Last week was half-term and I have been having an intense time – children and too many late nights.  Didn’t get to bed till 6.30am on Tuesday morning, or until 5am on Saturday.  There is a new young man in my life.  I am not sleeping with him, and nor are we ever going to (that’s a story for another day, but in a nutshell he is in love with someone else for whom he is going to sacrifice his life.  My teenager summed it up with a wisdom beyond his years: “He’s a poet so he wants to feel the pain.” )  Fred is not even a twinkle, therefore, but he and I are making friends and he has a certain fondness for alcohol and a youthful energy which I can’t quite share, but sad old bag that I am, I can’t quite resist at least trying to.  I have been on the vodka and the fags, even though I am teetotal and haven’t smoked since I was 29.

It’s a temporary thing.  I am not a smoker or drinker and am not about to become either but this past week has been quite fun, not behaving in my normal, predictable way.  I blame the happy pills! Time now, though, to return to responsibility and adulthood, but fun while it lasted.  A flirtation, pure and simple, nothing more, nothing less, except the development of a chaste friendship.

I am still seeing SYT but Fred has not yet won his bet that SYT’s planning on sleeping with me again, nor will he, I swear.  SYT is a very determined young man.  I’m not sure if it is admirable resistance on his part, or if he now finds me repulsive.  All I shall say is that as far as sex is concerned, young men haven’t got a great track record for resisting temptation, especially when in their cups.  So let’s take a wild guess.  Yup.  Repulsive old bag, that’s me!

But because of the prozac, I don’t really care.



Baying at the Moon

February 12, 2013 § 138 Comments

From yesterday’s Times (at last!):-

A divorcing friend has just met someone.  Not bitter!


She paid about a million pounds for the privilege to an agency called something like Baying at the Moon.  Get me on the subject!  I have heard rumours about these agencies, that they are so desperate for men on their books, they canvas for them on the streets.  And they don’t charge men a fee, and still they have a ratio of about a hundred women to every in-clover male singleton they can lay their hands on.

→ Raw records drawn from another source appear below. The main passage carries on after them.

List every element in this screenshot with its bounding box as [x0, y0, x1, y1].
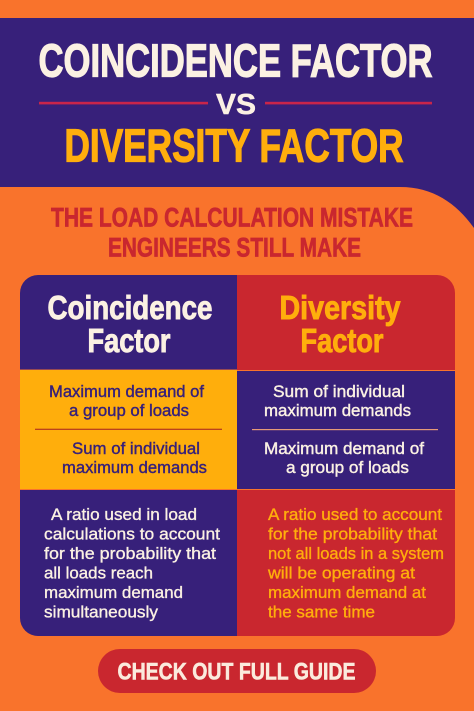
subtitle: ENGINEERS STILL MAKE	[108, 232, 361, 262]
panel: diversity definition: not all loads in a system	[268, 544, 444, 563]
vs divider: VS	[216, 89, 256, 121]
panel: diversity formula: maximum demands	[264, 402, 411, 420]
panel: diversity definition: will be operating at	[267, 564, 415, 582]
panel: coincidence formula: a group of loads	[69, 402, 189, 420]
panel: diversity formula	[237, 371, 455, 489]
panel: coincidence factor header: Coincidence	[48, 289, 212, 326]
panel: diversity factor header: Factor	[300, 322, 384, 359]
panel: coincidence formula: maximum demands	[62, 459, 207, 477]
panel: coincidence formula: Sum of individual	[72, 440, 200, 458]
title banner	[0, 18, 474, 228]
button: check out full guide: CHECK OUT FULL GUIDE	[118, 658, 356, 686]
subtitle	[51, 202, 413, 262]
panel: coincidence definition: for the probability that	[44, 544, 216, 563]
panel: diversity definition: for the probability that	[268, 524, 437, 544]
panel: coincidence formula	[20, 370, 237, 489]
panel: diversity formula: Maximum demand of	[264, 440, 424, 458]
panel: diversity factor header	[237, 275, 455, 370]
panel: diversity definition: A ratio used to account	[268, 505, 442, 524]
panel: diversity definition: maximum demand at	[268, 583, 426, 602]
panel: diversity formula: a group of loads	[286, 459, 409, 477]
panel: coincidence definition: A ratio used in load	[51, 505, 197, 524]
panel: coincidence factor header: Factor	[88, 322, 171, 359]
panel: coincidence factor header	[20, 275, 237, 370]
panel: diversity formula: Sum of individual	[273, 383, 405, 401]
panel: coincidence definition: maximum demand	[44, 583, 183, 602]
comparison table	[20, 275, 455, 636]
button: check out full guide	[98, 649, 376, 693]
panel: diversity factor header: Diversity	[280, 289, 401, 326]
panel: coincidence definition: simultaneously	[44, 602, 158, 622]
panel: diversity definition: the same time	[268, 602, 375, 622]
panel: coincidence definition	[20, 490, 237, 636]
panel: diversity definition	[237, 490, 455, 636]
panel: coincidence definition: all loads reach	[44, 564, 153, 582]
panel: coincidence formula: Maximum demand of	[49, 383, 204, 401]
panel: coincidence definition: calculations to account	[44, 524, 220, 544]
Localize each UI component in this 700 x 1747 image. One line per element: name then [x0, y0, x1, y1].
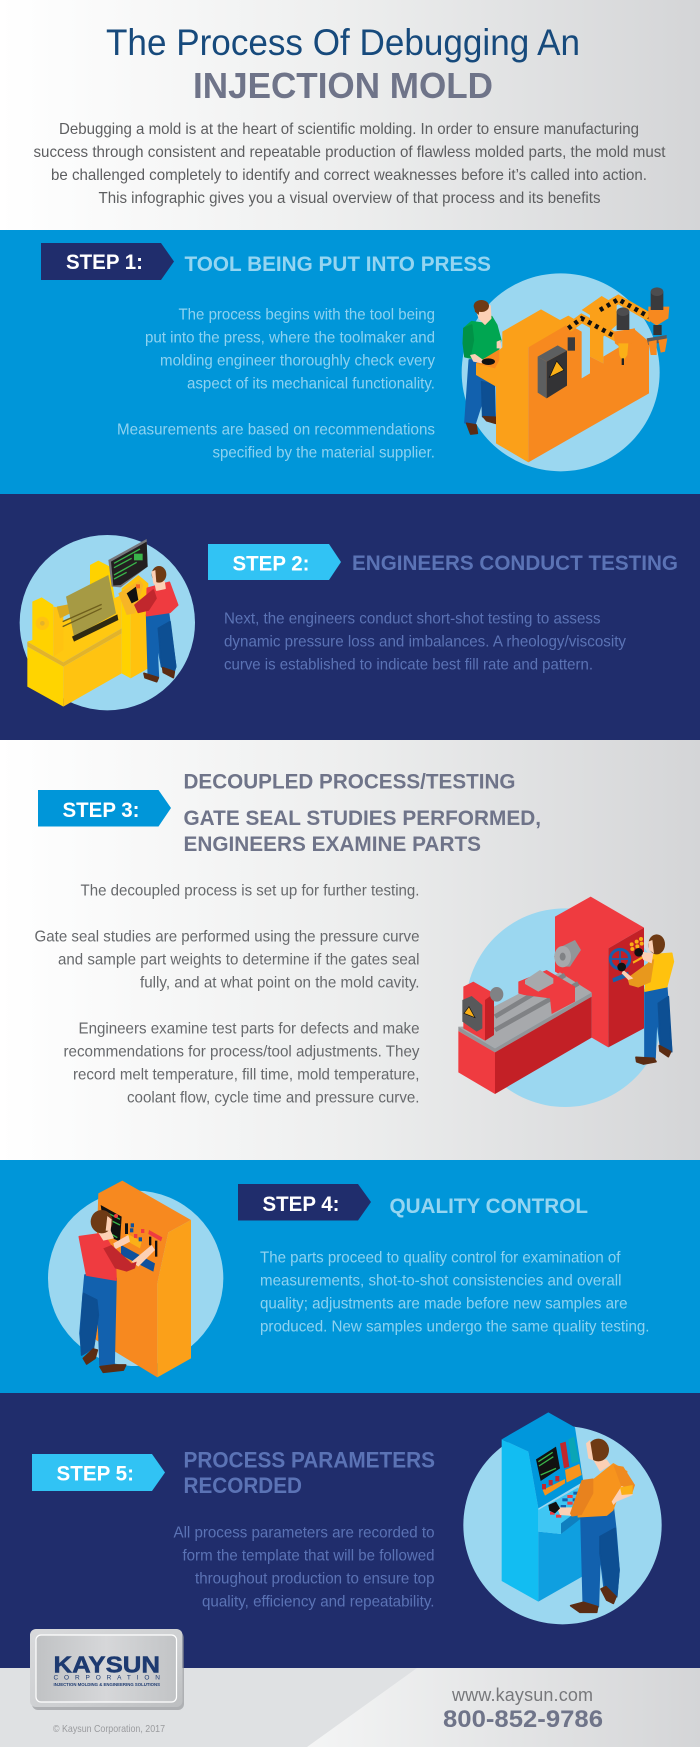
- intro text: This infographic gives you a visual overview of that process and its benefits: [98, 190, 600, 207]
- step 2 heading: ENGINEERS CONDUCT TESTING: [352, 552, 678, 575]
- step 3 badge: STEP 3:: [62, 799, 140, 822]
- step 5 text: form the template that will be followed: [182, 1548, 434, 1564]
- phone number: 800-852-9786: [443, 1706, 603, 1733]
- step 3 text: and sample part weights to determine if the gates seal: [58, 952, 420, 968]
- step 4 heading: QUALITY CONTROL: [390, 1195, 588, 1218]
- step 4 text: measurements, shot-to-shot consistencies and overall: [260, 1272, 622, 1290]
- panel: step 4: [0, 1160, 700, 1393]
- step 2 text: [224, 610, 626, 674]
- step 3 text: recommendations for process/tool adjustments. They: [64, 1044, 420, 1060]
- title: The Process Of Debugging An: [106, 21, 580, 63]
- step 5 text: All process parameters are recorded to: [174, 1524, 435, 1542]
- step 2 badge: STEP 2:: [232, 552, 310, 576]
- step 5 text: throughout production to ensure top: [195, 1570, 435, 1588]
- step 5 text: quality, efficiency and repeatability.: [202, 1594, 434, 1610]
- step 1 text: put into the press, where the toolmaker and: [145, 330, 435, 346]
- intro text: [34, 121, 666, 207]
- illustration: orange machine and engineer in green: [462, 273, 669, 471]
- step 1 text: aspect of its mechanical functionality.: [187, 376, 435, 392]
- step 1 text: molding engineer thoroughly check every: [160, 352, 435, 370]
- step 2 text: curve is established to indicate best fill rate and pattern.: [224, 656, 593, 674]
- step 2 text: Next, the engineers conduct short-shot testing to assess: [224, 610, 600, 628]
- step 3 headings: ENGINEERS EXAMINE PARTS: [184, 833, 481, 856]
- logo plate: CORPORATION: [54, 1674, 160, 1682]
- step 1 badge: [41, 243, 174, 280]
- logo plate: INJECTION MOLDING & ENGINEERING SOLUTIONS: [54, 1682, 160, 1687]
- step 1 heading: TOOL BEING PUT INTO PRESS: [184, 253, 491, 276]
- step 4 text: The parts proceed to quality control for examination of: [260, 1250, 621, 1266]
- step 4 badge: STEP 4:: [262, 1193, 340, 1216]
- step 1 text: The process begins with the tool being: [178, 306, 435, 324]
- step 5 text: [174, 1524, 435, 1610]
- step 3 text: record melt temperature, fill time, mold temperature,: [73, 1066, 420, 1084]
- copyright: © Kaysun Corporation, 2017: [53, 1723, 165, 1735]
- step 4 text: quality; adjustments are made before new samples are: [260, 1296, 628, 1312]
- illustration: blue control cabinet and engineer in orange: [463, 1412, 662, 1624]
- illustration: orange control cabinet and engineer in red: [48, 1181, 223, 1377]
- title: INJECTION MOLD: [193, 65, 493, 106]
- step 5 heading: RECORDED: [184, 1473, 302, 1498]
- step 1 text: specified by the material supplier.: [212, 444, 435, 462]
- step 3 text: coolant flow, cycle time and pressure curve.: [127, 1090, 420, 1106]
- step 3 headings: DECOUPLED PROCESS/TESTING: [184, 770, 516, 794]
- step 3 text: fully, and at what point on the mold cavity.: [140, 974, 420, 992]
- panel: step 3: [0, 740, 700, 1160]
- step 3 text: Engineers examine test parts for defects and make: [78, 1020, 420, 1038]
- illustration: red machine and engineer in yellow: [458, 897, 673, 1107]
- step 5 badge: [32, 1454, 165, 1491]
- step 4 text: [260, 1250, 650, 1336]
- logo plate: [30, 1629, 184, 1710]
- step 3 text: Gate seal studies are performed using the pressure curve: [34, 928, 420, 946]
- panel: step 5: [0, 1393, 700, 1668]
- panel: step 2: [0, 494, 700, 740]
- intro text: Debugging a mold is at the heart of scientific molding. In order to ensure manufacturing: [59, 121, 639, 138]
- step 4 badge: [238, 1184, 371, 1220]
- step 1 text: [117, 306, 435, 462]
- panel: header: [0, 0, 700, 230]
- step 4 text: produced. New samples undergo the same quality testing.: [260, 1318, 650, 1336]
- step 3 headings: [184, 770, 541, 856]
- title: [106, 21, 580, 106]
- step 3 badge: [38, 790, 171, 826]
- panel: step 1: [0, 230, 700, 494]
- step 2 text: dynamic pressure loss and imbalances. A rheology/viscosity: [224, 634, 626, 650]
- step 1 text: Measurements are based on recommendations: [117, 422, 435, 438]
- step 5 heading: [184, 1448, 435, 1498]
- step 5 badge: STEP 5:: [56, 1462, 134, 1486]
- logo plate: KAYSUN: [54, 1652, 160, 1678]
- intro text: be challenged completely to identify and correct weaknesses before it’s called into action.: [51, 167, 647, 184]
- panel: footer: [0, 1629, 700, 1747]
- intro text: success through consistent and repeatable production of flawless molded parts, the mold must: [34, 144, 666, 161]
- step 1 badge: STEP 1:: [66, 251, 143, 274]
- step 3 text: [34, 882, 420, 1106]
- step 5 heading: PROCESS PARAMETERS: [184, 1448, 435, 1472]
- step 3 text: The decoupled process is set up for further testing.: [80, 882, 420, 900]
- illustration: yellow machine and engineer in red: [20, 535, 195, 710]
- step 2 badge: [208, 544, 341, 580]
- step 3 headings: GATE SEAL STUDIES PERFORMED,: [184, 807, 541, 830]
- website: www.kaysun.com: [451, 1685, 593, 1705]
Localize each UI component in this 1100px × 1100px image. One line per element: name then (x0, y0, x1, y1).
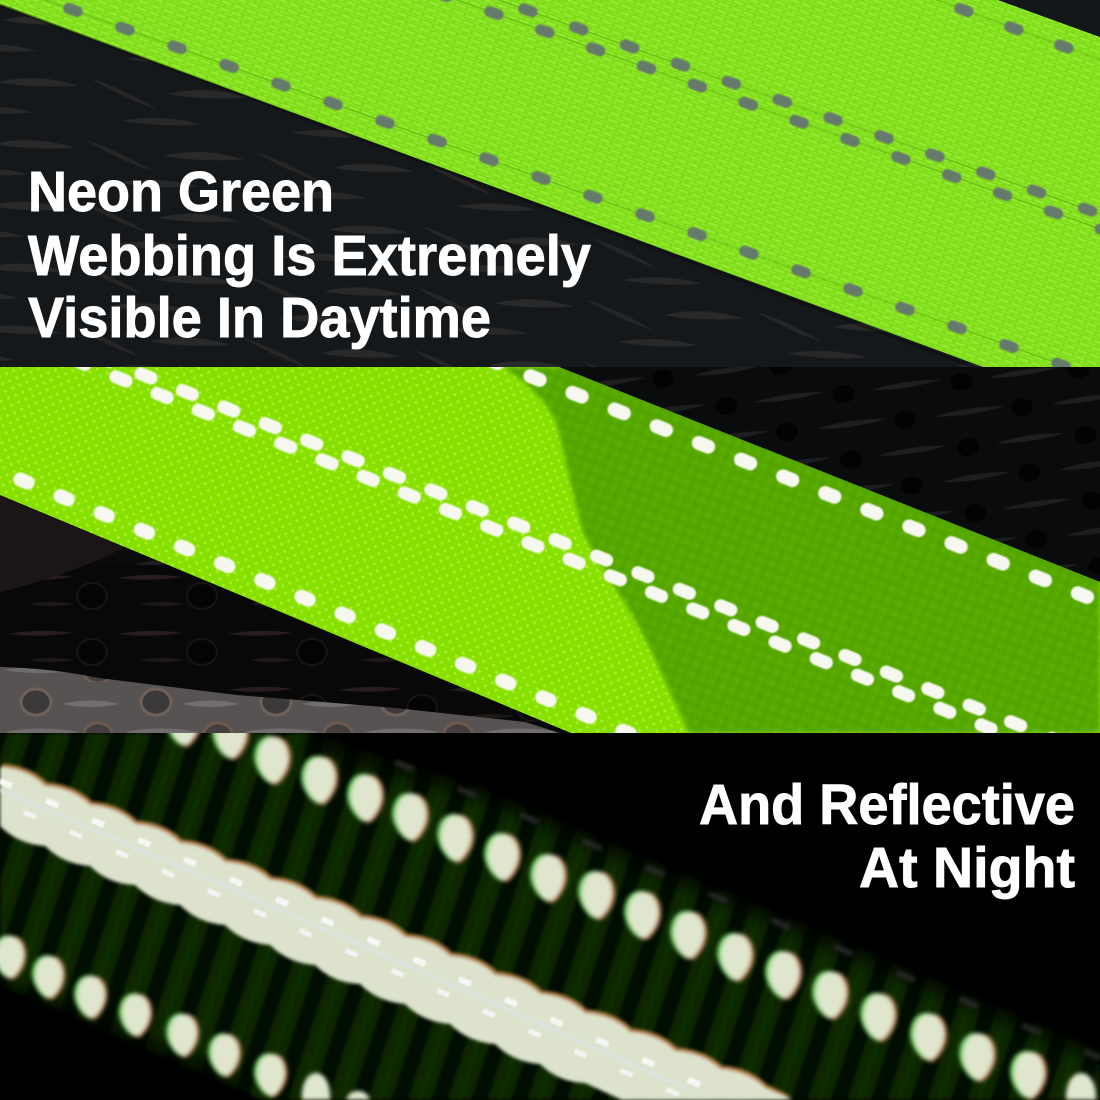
stitching row: middle lower (443, 0, 1100, 240)
faint top stitching (395, 762, 1100, 1058)
reflective stitching: middle upper (104, 367, 1059, 733)
stitching rows (21, 0, 1100, 379)
darkened lower band edge (0, 985, 235, 1085)
cut-off dot at the bottom right (1066, 1073, 1096, 1100)
green webbing band (0, 367, 1100, 733)
stripe pale blue centre line (0, 790, 690, 1090)
cut-off dot sliver at the bottom (346, 1091, 370, 1100)
top left green corner (0, 0, 998, 5)
top right dark corner (998, 0, 1100, 37)
dark green webbing band (0, 733, 1100, 1100)
panel: webbing at night (0, 698, 1100, 1100)
dark fabric wedge lower left (0, 495, 125, 592)
darkened upper band edge (310, 736, 1100, 1047)
reflective stitching: middle lower (74, 367, 999, 733)
stitching row: middle upper (517, 2, 1098, 218)
heading line 1: And Reflective (699, 773, 1075, 837)
heading line 1: Neon Green (28, 160, 334, 224)
panel: daytime webbing (0, 0, 1100, 367)
reflective stitches (12, 367, 1096, 733)
stripe body with scalloped edges (0, 767, 793, 1100)
black background (0, 733, 1100, 1100)
lower edge shadow line (0, 4, 977, 367)
heading: neon green webbing (28, 160, 591, 350)
heading line 3: Visible In Daytime (28, 286, 491, 350)
highlights lower row (0, 802, 680, 1095)
black rubber tread background (0, 0, 1100, 367)
heading: reflective at night (699, 773, 1075, 900)
cut-off dot at the bottom (302, 1073, 330, 1100)
grey lit tread strip (0, 667, 560, 733)
shadow across webbing (504, 367, 1100, 733)
reflective stripe (0, 764, 793, 1100)
dark tread background lower left (0, 564, 546, 725)
heading line 2: Webbing Is Extremely (28, 224, 591, 288)
heading line 2: At Night (859, 836, 1075, 900)
reflective stitching: lower edge (12, 471, 638, 733)
stitching row: lower edge (21, 0, 1100, 379)
dark tread background upper right (29, 367, 1100, 582)
reflective dots upper row (165, 698, 1096, 1100)
stitch thread lines (21, 0, 1100, 379)
stripe warm upper fringe (2, 764, 792, 1096)
panel: webbing in sunlight and shadow (0, 359, 1100, 760)
reflective dots lower row (0, 935, 370, 1100)
highlights upper row (0, 781, 700, 1085)
stripe highlights (0, 781, 700, 1095)
neon green webbing band (0, 0, 1100, 367)
reflective stitching: upper edge (493, 361, 1100, 612)
stitching row: upper edge (953, 2, 1074, 54)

Perhaps I exaggerate, for my friend has found someone very promising within weeks of separating from her husband. If I had a million quid, I suppose I might have to join.  Anything not to have to do the “filtering” myself.  Every day one online site sends me profiles of possible “matches” and without exception these men list outdoor activities as if a man who fancies a spot of hiking, sailing and mountain biking is the bag of gold at the end of every woman’s rainbow.  I don’t get it.  I hate outdoor activities.  I like being indoors, preferably sitting still with a book or  jolly conversation.  These men all refer to “ladies” not women, which gives me the shivers, and live miles away in places like Cheshire.


My friend is having a second date.  They’ve been texting each other like billio and have acknowledged that they are both too grown-up to play games.  They have had startlingly honest conversations already about sex and marriage and what they both want.  No time, at our age, to beat about the bush.  We just must lay our cards on the table and push on.  I am feeling optimistic for her.  For myself, not so much.


Talk about January being the month for hibernation.  Nothing been happening except battening down the hatches.  Last night, first time in weeks, I went really wild and ventured into the night to see Lincoln with two girlfriends.  The next “jolly” in my diary, (Lincoln is many things but jolly ain’t one of them), is a drinks party – in March!  Otherwise blank.


Because I can’t afford the Moon, perhaps I should take solace in the fact that wise Dave is so convinced that SYT is going to be back for more, he’s even bet me a tenner.


“It’s so bleeding obvious,” he said after he met him.  “If you can’t read the signs, how he looks at you and what he says, then I’m not going to spell it out.”


I wish he would because I am illiterate in these matters.  But when SYT never returns for more and I win Dave’s bet, I’m thinking of putting the money towards the Moon.  Bleargh!